Obesity is a complex and often poorly understood medical condition that results in unnecessary psychological and physical suffering. Despite the negative stereotypes associated with the obese, it is important to recognize that deeper physiological and genetic mechanisms might also contribute to excessive adiposity (10–12). It is worth considering how even the most minor of imbalances between food intake and energy expenditure can lead to a significant and unintended weight gain over only a few years (2,28), and this metabolic mismatch has only been further exacerbated in recent years by the over abundance of highly palatable foods that are readily available on a daily basis (14).
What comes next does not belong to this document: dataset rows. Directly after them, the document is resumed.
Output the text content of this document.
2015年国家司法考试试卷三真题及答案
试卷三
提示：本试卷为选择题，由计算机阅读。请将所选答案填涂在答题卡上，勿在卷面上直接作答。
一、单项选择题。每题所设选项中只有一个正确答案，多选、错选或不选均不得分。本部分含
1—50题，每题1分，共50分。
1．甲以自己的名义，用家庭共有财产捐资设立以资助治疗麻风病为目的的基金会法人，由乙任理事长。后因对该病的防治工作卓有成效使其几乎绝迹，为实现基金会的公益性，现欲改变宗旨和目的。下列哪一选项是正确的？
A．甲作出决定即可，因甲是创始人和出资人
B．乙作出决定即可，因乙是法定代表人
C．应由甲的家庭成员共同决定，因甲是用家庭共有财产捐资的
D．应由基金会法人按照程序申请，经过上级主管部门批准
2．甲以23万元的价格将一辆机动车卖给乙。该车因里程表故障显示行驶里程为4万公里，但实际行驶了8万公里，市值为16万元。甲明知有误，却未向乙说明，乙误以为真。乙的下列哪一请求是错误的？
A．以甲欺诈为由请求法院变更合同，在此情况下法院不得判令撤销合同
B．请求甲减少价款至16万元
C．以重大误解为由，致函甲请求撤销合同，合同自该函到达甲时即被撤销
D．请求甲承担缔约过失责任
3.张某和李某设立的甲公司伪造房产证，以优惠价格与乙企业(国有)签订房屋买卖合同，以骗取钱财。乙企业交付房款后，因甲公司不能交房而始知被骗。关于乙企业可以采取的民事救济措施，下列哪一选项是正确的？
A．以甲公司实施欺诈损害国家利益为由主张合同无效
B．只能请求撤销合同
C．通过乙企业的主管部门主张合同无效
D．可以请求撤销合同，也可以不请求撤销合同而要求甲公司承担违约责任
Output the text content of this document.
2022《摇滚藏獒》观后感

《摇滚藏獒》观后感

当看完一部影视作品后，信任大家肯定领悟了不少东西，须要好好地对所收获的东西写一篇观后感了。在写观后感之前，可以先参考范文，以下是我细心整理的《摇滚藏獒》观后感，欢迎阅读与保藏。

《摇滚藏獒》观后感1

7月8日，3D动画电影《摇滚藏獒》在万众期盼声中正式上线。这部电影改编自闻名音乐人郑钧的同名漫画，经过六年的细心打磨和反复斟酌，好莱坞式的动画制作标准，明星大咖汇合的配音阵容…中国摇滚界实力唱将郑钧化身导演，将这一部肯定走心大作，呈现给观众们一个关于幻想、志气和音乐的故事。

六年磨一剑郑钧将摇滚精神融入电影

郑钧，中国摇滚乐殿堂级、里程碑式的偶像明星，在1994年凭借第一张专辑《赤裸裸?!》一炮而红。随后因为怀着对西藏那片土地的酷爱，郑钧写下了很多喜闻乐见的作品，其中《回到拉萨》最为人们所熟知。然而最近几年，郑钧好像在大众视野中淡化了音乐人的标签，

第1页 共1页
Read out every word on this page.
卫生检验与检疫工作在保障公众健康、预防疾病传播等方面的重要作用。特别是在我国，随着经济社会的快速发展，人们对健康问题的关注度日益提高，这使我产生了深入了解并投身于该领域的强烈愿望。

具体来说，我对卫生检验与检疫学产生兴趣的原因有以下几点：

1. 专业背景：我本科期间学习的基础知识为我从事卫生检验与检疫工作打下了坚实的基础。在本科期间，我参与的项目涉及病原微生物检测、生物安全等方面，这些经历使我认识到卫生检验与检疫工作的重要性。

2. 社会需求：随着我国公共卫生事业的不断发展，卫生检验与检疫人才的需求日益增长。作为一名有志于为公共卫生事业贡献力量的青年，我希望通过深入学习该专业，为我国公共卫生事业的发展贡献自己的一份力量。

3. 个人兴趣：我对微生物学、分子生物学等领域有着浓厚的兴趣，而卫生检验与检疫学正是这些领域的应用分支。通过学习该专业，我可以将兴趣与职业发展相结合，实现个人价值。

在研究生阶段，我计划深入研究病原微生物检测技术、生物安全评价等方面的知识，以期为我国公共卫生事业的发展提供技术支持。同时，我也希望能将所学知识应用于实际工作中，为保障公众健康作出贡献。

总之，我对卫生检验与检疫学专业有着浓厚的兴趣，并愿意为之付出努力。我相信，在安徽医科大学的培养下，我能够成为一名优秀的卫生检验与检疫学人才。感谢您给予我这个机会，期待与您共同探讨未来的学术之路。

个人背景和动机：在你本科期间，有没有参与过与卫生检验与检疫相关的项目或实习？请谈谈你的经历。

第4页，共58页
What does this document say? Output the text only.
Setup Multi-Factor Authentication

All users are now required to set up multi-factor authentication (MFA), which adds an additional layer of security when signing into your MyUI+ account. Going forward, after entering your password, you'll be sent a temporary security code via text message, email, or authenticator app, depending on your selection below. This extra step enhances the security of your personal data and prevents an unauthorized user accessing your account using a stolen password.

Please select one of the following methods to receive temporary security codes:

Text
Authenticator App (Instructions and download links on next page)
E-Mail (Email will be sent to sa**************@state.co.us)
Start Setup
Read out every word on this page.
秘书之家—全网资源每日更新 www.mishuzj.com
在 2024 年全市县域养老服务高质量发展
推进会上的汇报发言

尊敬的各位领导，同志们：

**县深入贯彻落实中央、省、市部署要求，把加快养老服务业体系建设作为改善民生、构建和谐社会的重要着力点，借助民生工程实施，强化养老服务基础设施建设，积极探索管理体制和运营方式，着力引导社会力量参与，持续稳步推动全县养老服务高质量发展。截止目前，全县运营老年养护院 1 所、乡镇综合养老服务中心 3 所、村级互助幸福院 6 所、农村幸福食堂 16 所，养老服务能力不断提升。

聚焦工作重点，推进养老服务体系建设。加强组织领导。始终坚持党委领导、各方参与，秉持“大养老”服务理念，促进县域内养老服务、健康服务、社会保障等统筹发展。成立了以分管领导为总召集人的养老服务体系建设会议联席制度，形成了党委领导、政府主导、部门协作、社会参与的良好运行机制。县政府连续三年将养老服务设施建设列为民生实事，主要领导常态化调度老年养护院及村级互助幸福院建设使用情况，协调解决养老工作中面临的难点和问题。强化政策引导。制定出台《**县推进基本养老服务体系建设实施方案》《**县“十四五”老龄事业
Although we do not refute that diet and exercise can promote weight loss, we can not ignore the poor outcome of these programs in the long term (9,16–18). Therefore, it is necessary to investigate other avenues, such as the role of brain-derived adipokine in normal body weight regulation and energy metabolism which might prove useful to promote weight loss. However given the complexity and redundancy of the endogenous mechanisms that are in place to maintain bodyweight, it seems likely that multiple approaches will be required to effectively treat obesity.